雑誌に発表した短編で一躍注目を集めたものの、次の長編小説を書きあぐね、作者は産みの苦しみを味わっていた。そんな折、バーモント州南部で大学教授の夫スタンリーと暮らすシャーリイの屋敷に、結婚間もない教授の助手フレッドと妻のローズが転がり込んでくる。カップルは、半ば強引に家事などの面倒ごとを押しつけてくる教授と、その妻の気まぐれで奇嬌な態度に戸惑うが、やがて妻たちの間には女同士の絆が生まれていく。しかし若い夫婦には試練が待ち受けていた。
シャーリイのそっくりさんか、と言いたくなるほど本人のイメージに近いエリザベス・モスにまずびっくり。シャーリイと夫のスタンリーの描き方は、まるで浮気夫とアル中でパラノイアの妻だが、物語をほぼ完全なフィクションと考えれば、両人ともたくらみを宿した人物像として違和感はない。第二長編「絞首人」(1951年)の執筆時期が背景と思しいが、一見掴みどころのないジョセフィン・デッカー監督の映像と演出には実はケレン味が隠されていて、一種の作家論にもなっているところに才気を感じる。(★★★★)※7月5日公開
前作『ブレット・トレイン』の切れ味鋭さが記憶に残るデヴィッド・リーチ監督だが、八十年代のテレビドラマからアイデアを得た『フォールガイ』ではスタント出身の豊富な経験が活かされている。息を呑むシーンの数々からは、昨今の視覚効果だけに頼ったものではなく、体を張ったアクションの凄みのようなものが伝わってくる。

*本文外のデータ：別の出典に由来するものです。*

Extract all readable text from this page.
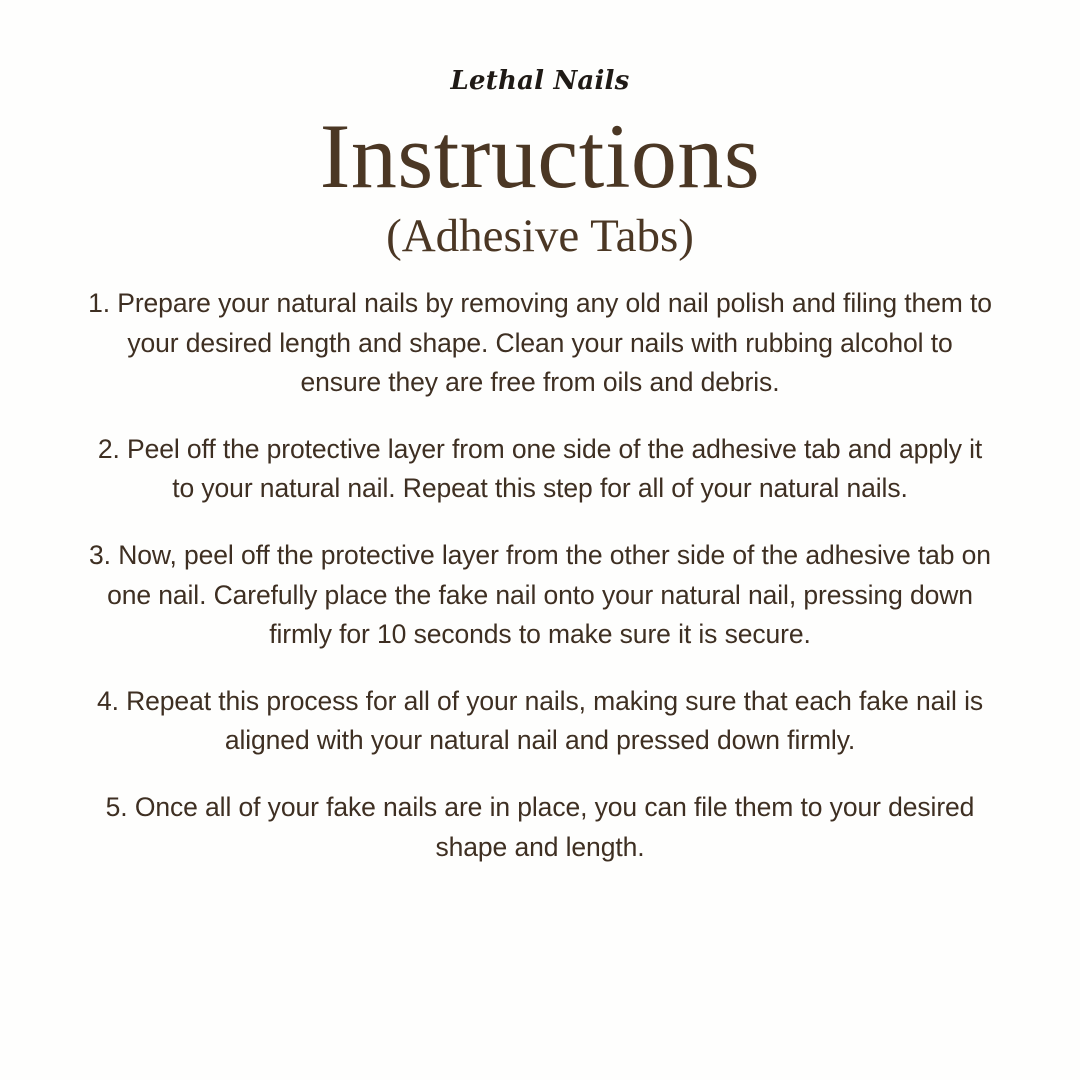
Lethal Nails
Instructions
(Adhesive Tabs)

1. Prepare your natural nails by removing any old nail polish and filing them to your desired length and shape. Clean your nails with rubbing alcohol to ensure they are free from oils and debris.

2. Peel off the protective layer from one side of the adhesive tab and apply it to your natural nail. Repeat this step for all of your natural nails.

3. Now, peel off the protective layer from the other side of the adhesive tab on one nail. Carefully place the fake nail onto your natural nail, pressing down firmly for 10 seconds to make sure it is secure.

4. Repeat this process for all of your nails, making sure that each fake nail is aligned with your natural nail and pressed down firmly.

5. Once all of your fake nails are in place, you can file them to your desired shape and length.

スタントマンのコルト(ライアン・ゴズリング)は、アクション・スターのトム・ライダー(アーロン・テイラー=ジョンソン)のスタントダブル(代役)として数々の危険な仕事をこなしてきた。しかし十二階からのハイフォールに失敗して大怪我を負い、自信までも失ってしまう。以来、カメラマンで恋人のジョディ(エミリー・ブラント)とも距離をおいてきたが、プロデューサー(ハンナ・ワディンガム)の差配で、監督に昇格したジョディの初監督作品に引っ張り出される。気まずさから二人の間には微妙な空気が流れるが、そんな中、主役のトムが忽然と姿を消してしまう。

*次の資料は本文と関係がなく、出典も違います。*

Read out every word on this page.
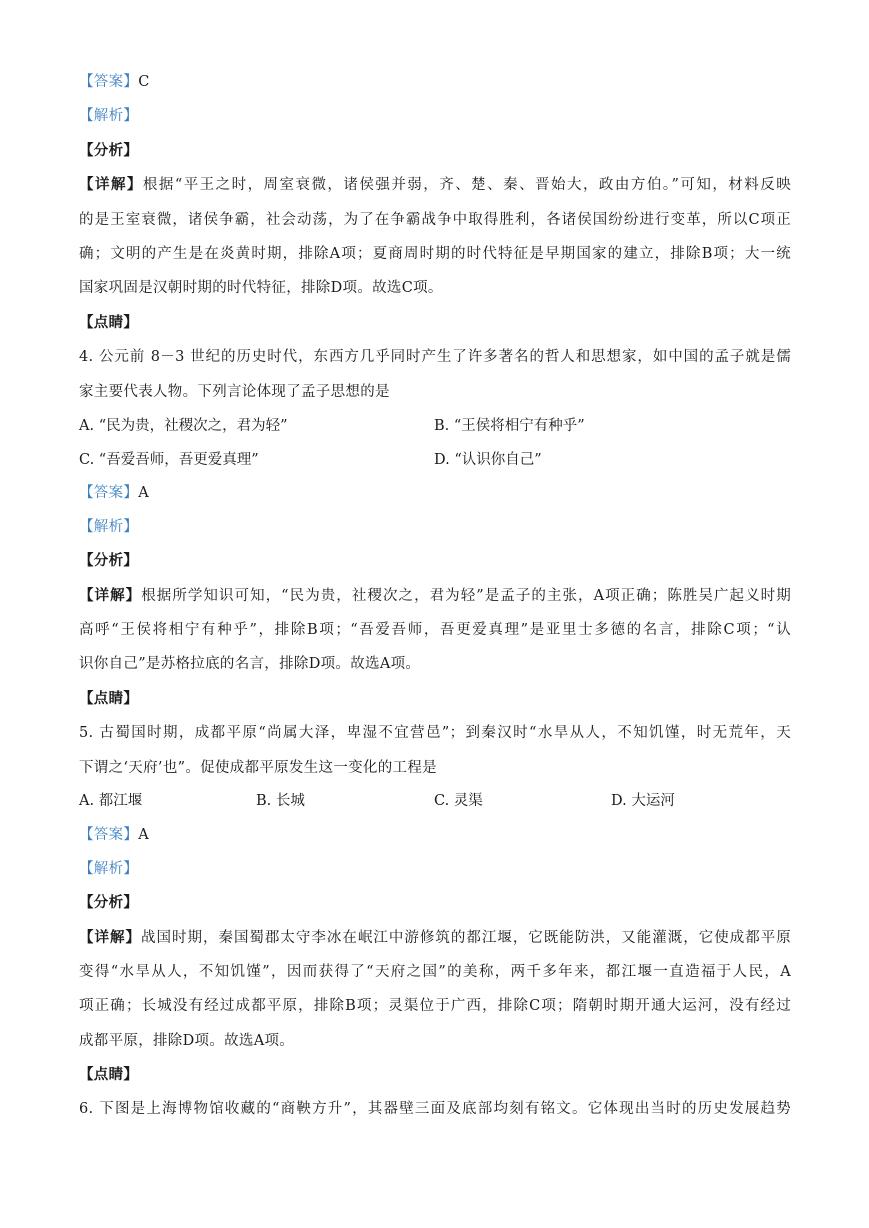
【答案】C
【解析】
【分析】
【详解】根据“平王之时，周室衰微，诸侯强并弱，齐、楚、秦、晋始大，政由方伯。”可知，材料反映
的是王室衰微，诸侯争霸，社会动荡，为了在争霸战争中取得胜利，各诸侯国纷纷进行变革，所以C项正
确；文明的产生是在炎黄时期，排除A项；夏商周时期的时代特征是早期国家的建立，排除B项；大一统
国家巩固是汉朝时期的时代特征，排除D项。故选C项。
【点睛】
4. 公元前 8－3 世纪的历史时代，东西方几乎同时产生了许多著名的哲人和思想家，如中国的孟子就是儒
家主要代表人物。下列言论体现了孟子思想的是
A. “民为贵，社稷次之，君为轻”	B. “王侯将相宁有种乎”
C. “吾爱吾师，吾更爱真理”	D. “认识你自己”
【答案】A
【解析】
【分析】
【详解】根据所学知识可知，“民为贵，社稷次之，君为轻”是孟子的主张，A项正确；陈胜吴广起义时期
高呼“王侯将相宁有种乎”，排除B项；“吾爱吾师，吾更爱真理”是亚里士多德的名言，排除C项；“认
识你自己”是苏格拉底的名言，排除D项。故选A项。
【点睛】
5. 古蜀国时期，成都平原“尚属大泽，卑湿不宜营邑”；到秦汉时“水旱从人，不知饥馑，时无荒年，天
下谓之‘天府’也”。促使成都平原发生这一变化的工程是
A. 都江堰	B. 长城	C. 灵渠	D. 大运河
【答案】A
【解析】
【分析】
【详解】战国时期，秦国蜀郡太守李冰在岷江中游修筑的都江堰，它既能防洪，又能灌溉，它使成都平原
变得“水旱从人，不知饥馑”，因而获得了“天府之国”的美称，两千多年来，都江堰一直造福于人民，A
项正确；长城没有经过成都平原，排除B项；灵渠位于广西，排除C项；隋朝时期开通大运河，没有经过
成都平原，排除D项。故选A项。
【点睛】
6. 下图是上海博物馆收藏的“商鞅方升”，其器壁三面及底部均刻有铭文。它体现出当时的历史发展趋势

基本は大人のラブコメだが、アクションあり、謎解きありの娯楽作に仕上がっている。冒頭のイントロ部分で監督との軽妙な掛け合いを見せるコルト役のゴズリングも、積極的に作品作りに関わっているに違いない。監督は、『ファイトクラブ』でもブラッド・ピットの代役を演じた際、フィンチャーの演出を盗み見たと語っている。確かにエンタテインメントに徹した隙のない作りに、その経験は十分活かされているようだ。(★★★1/2)※8月16日公開
YouTube や TikTok など、ネットの配信サービスでインフルエンサーを目指す人々は多いが、『#スージー・サーチ』のヒロインであるスージー(カーシー・クレモンズ)も、未解決事件を扱う自分のポッドキャストがバズることを夢見る一人だ。一向に増えないフォロワー数にイライラを募らせていたが、大学のクラスメイト(アレックス・ウルフ)の失踪事件を番組でとりあげ、被害者救出の手柄をあげると、一躍有名人に。さらに犯人逮捕に突き進み、世間の注目を集めていく。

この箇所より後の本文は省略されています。